Over the next few years, the old guard, essentially the US Central Bank, will become overpowered by the new guard: the emerging Asian markets of China, India, Indonesia, and Thailand; and the rising economies of Brazil, Russia, Mexico, and Argentina. Many noted commentators and I believe this and other forces will bring about an inflationary storm.
Rising inflation. In the US, the Central Bank is printing more US currency in an attempt to save the banking system. The country has $70 trillion in unfunded liabilities to meet Medicare, Medicaid, and Social Security. Not enough people are saving, and they are mired in a credit crunch exacerbated by sub-prime mortgage missteps. So far, the American solution has been to tax the oil business instead of telling people to start saving money and stop over consuming oil. Europe’s economy is tied to that of the US: they, too, are suffering from the sub-prime meltdown and printing new money to protect their systems.
On the other hand, the emerging markets are flourishing. Their central banks are generating real surpluses, and their young people are saving money. These countries’ reliance on the West is waning as their own internal growth awakens — creating economies strong enough to operate independently.
Commodity shortages. Soon, there will be enormous demand for commodities that retain their value — such as gold and silver and other resources such as water, food, oil, and minerals. The demand for these will be high, but not the supply: there is a current shortage of commodities on the global scale.
In our current North American economy, many things are based on the need for petroleum products. As predicted, the US reached its peak oil production in 1971 and has seen declining production ever since. Global oil production is expected to hit peak production between 2030 and 2040; already, we produce 1.3 million fewer barrels than we did three years ago. Not even the Saudis are increasing production this year.
This will likely lead to an urgent demand for better solutions such as electrical and nuclear power and more energy-efficient trains. Most important, as oil becomes scarce, its price is increasing.

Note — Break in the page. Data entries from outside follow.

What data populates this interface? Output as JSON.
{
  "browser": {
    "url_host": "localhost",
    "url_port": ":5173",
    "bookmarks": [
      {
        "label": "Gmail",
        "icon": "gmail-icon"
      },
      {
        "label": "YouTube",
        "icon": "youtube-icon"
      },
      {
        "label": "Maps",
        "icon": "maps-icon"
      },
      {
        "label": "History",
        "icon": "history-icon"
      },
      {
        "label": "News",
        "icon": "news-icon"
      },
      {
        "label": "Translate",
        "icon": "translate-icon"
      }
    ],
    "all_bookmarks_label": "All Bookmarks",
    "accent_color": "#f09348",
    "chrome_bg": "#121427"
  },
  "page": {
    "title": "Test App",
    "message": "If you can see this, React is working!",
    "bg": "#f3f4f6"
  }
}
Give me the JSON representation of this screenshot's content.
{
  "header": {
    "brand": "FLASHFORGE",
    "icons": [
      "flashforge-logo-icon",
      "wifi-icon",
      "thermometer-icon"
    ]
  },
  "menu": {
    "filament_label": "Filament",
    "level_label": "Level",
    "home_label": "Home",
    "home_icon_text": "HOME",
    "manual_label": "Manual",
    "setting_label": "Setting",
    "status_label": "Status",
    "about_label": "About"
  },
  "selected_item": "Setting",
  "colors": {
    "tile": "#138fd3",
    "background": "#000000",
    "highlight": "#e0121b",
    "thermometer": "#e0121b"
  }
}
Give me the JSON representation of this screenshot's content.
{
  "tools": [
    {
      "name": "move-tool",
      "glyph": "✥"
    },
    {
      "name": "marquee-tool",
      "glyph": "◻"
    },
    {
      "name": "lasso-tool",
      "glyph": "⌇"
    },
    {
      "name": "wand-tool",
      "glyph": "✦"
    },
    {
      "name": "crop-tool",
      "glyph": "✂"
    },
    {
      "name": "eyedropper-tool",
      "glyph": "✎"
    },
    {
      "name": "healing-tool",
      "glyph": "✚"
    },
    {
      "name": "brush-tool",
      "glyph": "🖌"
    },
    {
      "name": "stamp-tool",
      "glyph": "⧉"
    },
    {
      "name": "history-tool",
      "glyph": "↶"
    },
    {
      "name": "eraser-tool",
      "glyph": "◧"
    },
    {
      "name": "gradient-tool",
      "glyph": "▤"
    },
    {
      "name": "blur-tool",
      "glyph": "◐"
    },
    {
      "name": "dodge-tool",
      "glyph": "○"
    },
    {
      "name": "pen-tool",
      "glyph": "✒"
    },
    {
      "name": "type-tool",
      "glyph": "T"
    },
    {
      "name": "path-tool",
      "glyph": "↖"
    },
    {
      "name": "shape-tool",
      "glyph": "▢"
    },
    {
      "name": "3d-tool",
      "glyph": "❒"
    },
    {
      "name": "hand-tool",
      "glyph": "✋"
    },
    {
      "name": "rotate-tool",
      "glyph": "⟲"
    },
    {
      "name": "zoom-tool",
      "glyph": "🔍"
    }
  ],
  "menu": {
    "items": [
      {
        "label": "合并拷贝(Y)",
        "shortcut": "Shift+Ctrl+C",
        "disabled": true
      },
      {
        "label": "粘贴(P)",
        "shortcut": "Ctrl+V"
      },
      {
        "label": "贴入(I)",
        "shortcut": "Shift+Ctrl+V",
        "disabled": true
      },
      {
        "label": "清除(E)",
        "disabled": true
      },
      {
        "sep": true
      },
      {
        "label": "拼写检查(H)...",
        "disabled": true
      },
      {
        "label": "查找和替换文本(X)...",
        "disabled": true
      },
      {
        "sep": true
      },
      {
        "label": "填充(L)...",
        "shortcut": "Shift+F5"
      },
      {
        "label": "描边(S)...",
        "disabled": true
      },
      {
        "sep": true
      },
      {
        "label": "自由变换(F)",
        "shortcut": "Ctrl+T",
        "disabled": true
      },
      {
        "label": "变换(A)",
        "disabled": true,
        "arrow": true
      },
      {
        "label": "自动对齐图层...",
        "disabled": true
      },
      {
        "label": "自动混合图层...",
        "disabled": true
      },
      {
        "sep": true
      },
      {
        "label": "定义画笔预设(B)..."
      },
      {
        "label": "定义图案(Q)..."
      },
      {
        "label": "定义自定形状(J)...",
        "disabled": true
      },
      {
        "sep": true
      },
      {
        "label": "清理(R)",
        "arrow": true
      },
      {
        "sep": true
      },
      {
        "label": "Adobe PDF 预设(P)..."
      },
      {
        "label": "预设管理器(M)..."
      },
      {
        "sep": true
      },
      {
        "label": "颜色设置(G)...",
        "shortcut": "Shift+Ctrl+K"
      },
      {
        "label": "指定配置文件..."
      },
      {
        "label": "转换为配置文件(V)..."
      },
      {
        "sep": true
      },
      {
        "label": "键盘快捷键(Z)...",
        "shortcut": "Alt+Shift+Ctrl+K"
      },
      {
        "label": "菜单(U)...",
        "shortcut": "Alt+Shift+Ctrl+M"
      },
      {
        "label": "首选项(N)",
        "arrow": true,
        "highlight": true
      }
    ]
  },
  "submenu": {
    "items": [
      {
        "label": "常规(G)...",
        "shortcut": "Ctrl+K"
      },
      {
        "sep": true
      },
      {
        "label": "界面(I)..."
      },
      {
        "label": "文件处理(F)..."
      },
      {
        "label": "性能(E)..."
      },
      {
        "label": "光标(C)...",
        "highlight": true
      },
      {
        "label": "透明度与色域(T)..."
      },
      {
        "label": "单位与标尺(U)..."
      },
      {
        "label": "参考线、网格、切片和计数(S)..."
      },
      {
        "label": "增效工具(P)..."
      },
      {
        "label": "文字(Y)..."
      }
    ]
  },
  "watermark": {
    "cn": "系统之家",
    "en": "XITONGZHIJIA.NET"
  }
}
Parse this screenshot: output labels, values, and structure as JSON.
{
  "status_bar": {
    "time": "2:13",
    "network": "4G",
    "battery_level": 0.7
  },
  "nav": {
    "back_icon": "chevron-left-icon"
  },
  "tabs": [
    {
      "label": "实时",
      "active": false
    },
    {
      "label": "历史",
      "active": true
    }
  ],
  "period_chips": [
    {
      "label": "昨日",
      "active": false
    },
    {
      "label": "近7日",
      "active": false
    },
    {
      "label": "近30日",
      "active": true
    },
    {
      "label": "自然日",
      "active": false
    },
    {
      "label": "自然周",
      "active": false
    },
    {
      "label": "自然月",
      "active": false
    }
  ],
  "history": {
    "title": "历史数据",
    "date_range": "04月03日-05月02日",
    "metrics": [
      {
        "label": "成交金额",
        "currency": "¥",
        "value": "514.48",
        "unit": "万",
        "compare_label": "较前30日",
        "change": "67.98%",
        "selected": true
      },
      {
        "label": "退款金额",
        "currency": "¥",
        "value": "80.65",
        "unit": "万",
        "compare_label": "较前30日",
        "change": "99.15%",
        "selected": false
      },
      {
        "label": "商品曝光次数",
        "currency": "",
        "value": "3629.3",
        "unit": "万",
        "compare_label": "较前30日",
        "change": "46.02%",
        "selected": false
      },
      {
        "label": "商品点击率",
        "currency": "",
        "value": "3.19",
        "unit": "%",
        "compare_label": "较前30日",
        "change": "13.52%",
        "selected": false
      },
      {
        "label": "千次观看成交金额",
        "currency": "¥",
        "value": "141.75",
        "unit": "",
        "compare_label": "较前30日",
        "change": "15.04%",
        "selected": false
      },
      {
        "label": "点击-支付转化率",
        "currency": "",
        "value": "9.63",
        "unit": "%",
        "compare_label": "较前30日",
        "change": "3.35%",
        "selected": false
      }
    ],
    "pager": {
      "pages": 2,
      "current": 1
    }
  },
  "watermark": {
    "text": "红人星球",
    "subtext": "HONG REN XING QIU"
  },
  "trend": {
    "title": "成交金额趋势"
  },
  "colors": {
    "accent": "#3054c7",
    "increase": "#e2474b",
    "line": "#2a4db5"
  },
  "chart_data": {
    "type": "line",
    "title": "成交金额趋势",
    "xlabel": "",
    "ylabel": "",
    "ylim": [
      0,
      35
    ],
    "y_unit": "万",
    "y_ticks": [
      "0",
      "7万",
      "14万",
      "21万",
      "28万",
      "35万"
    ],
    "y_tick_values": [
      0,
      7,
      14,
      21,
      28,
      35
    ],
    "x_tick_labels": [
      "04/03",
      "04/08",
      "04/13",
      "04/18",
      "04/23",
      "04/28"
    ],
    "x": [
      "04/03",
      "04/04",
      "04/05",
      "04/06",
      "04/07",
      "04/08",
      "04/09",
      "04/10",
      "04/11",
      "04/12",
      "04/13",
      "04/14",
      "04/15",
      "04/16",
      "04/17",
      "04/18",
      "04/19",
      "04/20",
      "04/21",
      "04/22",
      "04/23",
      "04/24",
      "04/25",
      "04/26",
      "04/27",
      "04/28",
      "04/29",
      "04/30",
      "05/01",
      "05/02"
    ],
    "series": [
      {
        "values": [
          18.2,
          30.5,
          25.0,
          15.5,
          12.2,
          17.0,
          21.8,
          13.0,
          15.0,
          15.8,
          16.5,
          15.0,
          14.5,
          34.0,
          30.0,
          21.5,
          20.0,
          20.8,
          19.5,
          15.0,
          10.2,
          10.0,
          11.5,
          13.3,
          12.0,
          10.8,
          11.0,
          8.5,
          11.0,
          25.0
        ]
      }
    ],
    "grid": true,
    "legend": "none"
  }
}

Food production is another issue that will not be easily resolved. Currently, the world has only a 1.3-month supply of grain. According to experts, even one bad crop will lead to shortages; farmers will need bumper crops from now on to meet global food demand. Adding to this crisis is the fact that the US has been paying their farmers more money to grow corn to produce ethanol as a supplement to their declining oil supplies. So, yields of other crops are declining and, as food becomes scarce, its price increases. It’s as if we are stuck in a lifeboat with not enough food for everyone.
Ontario’s economic forecast. Two factors will challenge Ontario’s economy in the coming years. One is the fact that we have, until now, largely concentrated on manufacturing for the US market, which is now dwindling. The second is that we’re in for a housing crisis — the prices of our homes is beyond our spending power, which is driving interest rates up as the banks seek to retain their earnings.